Zusammen Alternativen prüfen
Beim Projekt Osttirol soll die TIWAG in Abstimmung mit der Gemeindeführung Alternativen prüfen - auf den Tisch kommt jetzt wieder ein altes Kraftwerksprojekt im Froßnitztal. Das allerdings im Nationalpark liegen würde, räumt Landeshauptmann Herwig van Staa ein:
"Dieses Projekt sollte man noch genau anschauen und auch mit den Umweltverbänden und Gegnern des geplanten Projekts diskutieren, ob für sie dieses Projekt akzeptabel ist. Selbst wenn dann das Gesetz hinsichtlich der Nationalparkgrenzen geändert werden müsste."

Inwiefern das realistisch ist, bleibt fraglich.
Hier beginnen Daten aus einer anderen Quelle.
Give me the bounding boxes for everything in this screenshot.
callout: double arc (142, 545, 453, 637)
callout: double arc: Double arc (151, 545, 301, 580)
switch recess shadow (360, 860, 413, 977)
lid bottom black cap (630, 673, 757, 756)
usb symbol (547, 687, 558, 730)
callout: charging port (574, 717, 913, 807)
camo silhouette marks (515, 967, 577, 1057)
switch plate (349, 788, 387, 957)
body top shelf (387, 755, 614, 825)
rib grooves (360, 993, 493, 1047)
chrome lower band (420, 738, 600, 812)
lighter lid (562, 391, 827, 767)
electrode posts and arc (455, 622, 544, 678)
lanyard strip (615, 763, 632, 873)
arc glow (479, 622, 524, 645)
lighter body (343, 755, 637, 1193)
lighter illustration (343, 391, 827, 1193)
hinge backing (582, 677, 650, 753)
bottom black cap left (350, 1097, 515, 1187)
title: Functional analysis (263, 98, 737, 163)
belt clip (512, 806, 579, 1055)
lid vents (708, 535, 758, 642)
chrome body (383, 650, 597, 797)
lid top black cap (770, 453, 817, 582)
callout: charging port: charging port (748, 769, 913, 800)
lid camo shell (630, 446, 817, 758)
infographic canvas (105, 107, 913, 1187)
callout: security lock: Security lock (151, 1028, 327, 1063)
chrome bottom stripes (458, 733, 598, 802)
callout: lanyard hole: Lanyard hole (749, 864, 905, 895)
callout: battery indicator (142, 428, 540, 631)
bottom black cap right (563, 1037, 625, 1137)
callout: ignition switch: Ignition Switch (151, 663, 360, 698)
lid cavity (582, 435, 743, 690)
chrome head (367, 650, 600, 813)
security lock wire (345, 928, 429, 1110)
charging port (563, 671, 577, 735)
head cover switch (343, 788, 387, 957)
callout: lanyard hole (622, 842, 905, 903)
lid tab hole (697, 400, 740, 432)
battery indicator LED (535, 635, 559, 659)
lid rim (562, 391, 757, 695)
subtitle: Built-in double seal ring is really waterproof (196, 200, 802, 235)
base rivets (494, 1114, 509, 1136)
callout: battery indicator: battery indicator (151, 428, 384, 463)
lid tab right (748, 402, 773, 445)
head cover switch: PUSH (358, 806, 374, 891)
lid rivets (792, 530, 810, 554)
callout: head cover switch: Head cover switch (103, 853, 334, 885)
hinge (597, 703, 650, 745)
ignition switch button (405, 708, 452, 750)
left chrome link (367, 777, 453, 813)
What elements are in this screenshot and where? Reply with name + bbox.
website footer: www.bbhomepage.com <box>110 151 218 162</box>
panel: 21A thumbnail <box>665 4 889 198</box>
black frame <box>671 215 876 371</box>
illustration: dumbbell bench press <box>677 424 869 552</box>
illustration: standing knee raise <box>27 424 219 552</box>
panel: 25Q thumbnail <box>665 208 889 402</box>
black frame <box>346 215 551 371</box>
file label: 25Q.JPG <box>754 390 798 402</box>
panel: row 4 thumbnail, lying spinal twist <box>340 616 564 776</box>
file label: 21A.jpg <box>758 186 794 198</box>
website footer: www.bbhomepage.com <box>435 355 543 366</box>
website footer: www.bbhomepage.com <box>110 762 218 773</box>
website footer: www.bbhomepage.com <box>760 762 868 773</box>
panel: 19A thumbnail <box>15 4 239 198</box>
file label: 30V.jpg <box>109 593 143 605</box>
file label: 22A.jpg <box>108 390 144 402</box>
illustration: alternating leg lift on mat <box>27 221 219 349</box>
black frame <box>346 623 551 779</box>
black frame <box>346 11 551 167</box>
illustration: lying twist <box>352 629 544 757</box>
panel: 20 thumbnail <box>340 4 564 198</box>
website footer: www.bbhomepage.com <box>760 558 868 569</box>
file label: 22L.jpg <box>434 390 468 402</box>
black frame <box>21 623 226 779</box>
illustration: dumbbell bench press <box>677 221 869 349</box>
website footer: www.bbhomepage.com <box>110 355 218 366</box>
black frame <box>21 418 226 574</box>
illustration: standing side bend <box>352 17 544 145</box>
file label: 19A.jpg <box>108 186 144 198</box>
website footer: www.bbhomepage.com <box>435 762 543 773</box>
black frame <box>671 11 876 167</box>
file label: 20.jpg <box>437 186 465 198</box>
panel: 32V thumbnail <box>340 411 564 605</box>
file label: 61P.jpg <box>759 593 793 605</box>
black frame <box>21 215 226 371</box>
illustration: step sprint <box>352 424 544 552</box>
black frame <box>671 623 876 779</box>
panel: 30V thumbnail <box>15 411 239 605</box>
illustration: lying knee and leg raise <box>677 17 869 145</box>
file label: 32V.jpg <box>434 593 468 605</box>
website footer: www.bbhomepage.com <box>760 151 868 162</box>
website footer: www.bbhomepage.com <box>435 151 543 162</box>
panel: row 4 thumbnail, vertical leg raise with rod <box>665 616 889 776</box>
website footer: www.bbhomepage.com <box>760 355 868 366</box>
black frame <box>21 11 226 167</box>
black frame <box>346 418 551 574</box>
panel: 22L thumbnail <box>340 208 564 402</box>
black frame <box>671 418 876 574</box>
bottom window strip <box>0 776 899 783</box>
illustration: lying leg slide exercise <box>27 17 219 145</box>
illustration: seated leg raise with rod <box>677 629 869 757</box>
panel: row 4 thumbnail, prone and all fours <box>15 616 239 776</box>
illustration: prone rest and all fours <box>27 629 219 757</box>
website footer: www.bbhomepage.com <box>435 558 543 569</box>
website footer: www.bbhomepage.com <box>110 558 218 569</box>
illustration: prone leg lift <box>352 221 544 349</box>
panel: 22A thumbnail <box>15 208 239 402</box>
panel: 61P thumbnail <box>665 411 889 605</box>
Offenbar aber eine Reaktion auf die bisherigen Widerstände in Matrei.

Einige Auflagen
Für die übrigen drei Kraftwerksprojekte soll es dagegen jetzt gleich konkrete Planungen geben - damit sie dann für Umweltverträglichkeitsverfahren eingereicht werden können.

Mit einigen Auflagen: So soll es ökologische Verbesserungen für geplante Wasserfassungen im Stubai und Gschitztal geben, heißt der Auftrag der Landesregierung an die TIWAG. Beim Projekt Malfontal sei die Trinkwasserversorgung am Kappler Berg zu klären. Im hinteren Pitztal forciert die Landesregierung einen Speicher im Taschachtal.

Die am Dienstag vorgestellten Änderungen sollen kommende Woche im Landtag ausführlich diskutiert werden.

Kraftwerksgegner über Beschluss "bestürzt"
Unverständnis und Bestürzung hat bei der Tiroler Aktionsgemeinschaft "Kein Kraftwerk" der Beschluss der Landesregierung ausgelöst, auf allen vier Kraftwerken zu beharren. Die Regierung wolle Kraftwerke „auf Teufel komm raus“ bauen, die energiepolitischen Konzepte dazu würden "wohl hinterher kommen", hieß es. Die Kraftwerksgegner wollen nun alle ihre Möglichkeiten voll ausschöpfen.

Option 9
Auch für die "Option 9" - Ausbau von Sellrain-Silz zu einem Pumpspeicherwerk - soll ohne wesentliche Änderungen ein Verfahren eingeleitet werden, kritisierte die Initiative. Dabei hätte die TIWAG in ihrem Fortschrittsbericht von einem substanziellen Optimierungs- und Anpassungspotenzial gesprochen, das noch bis Jahresende auszuarbeiten sei.

Die Landesregierung gebe jetzt für ein Projekt grünes Licht, das offenbar die TIWAG selbst in dieser Form nicht wolle.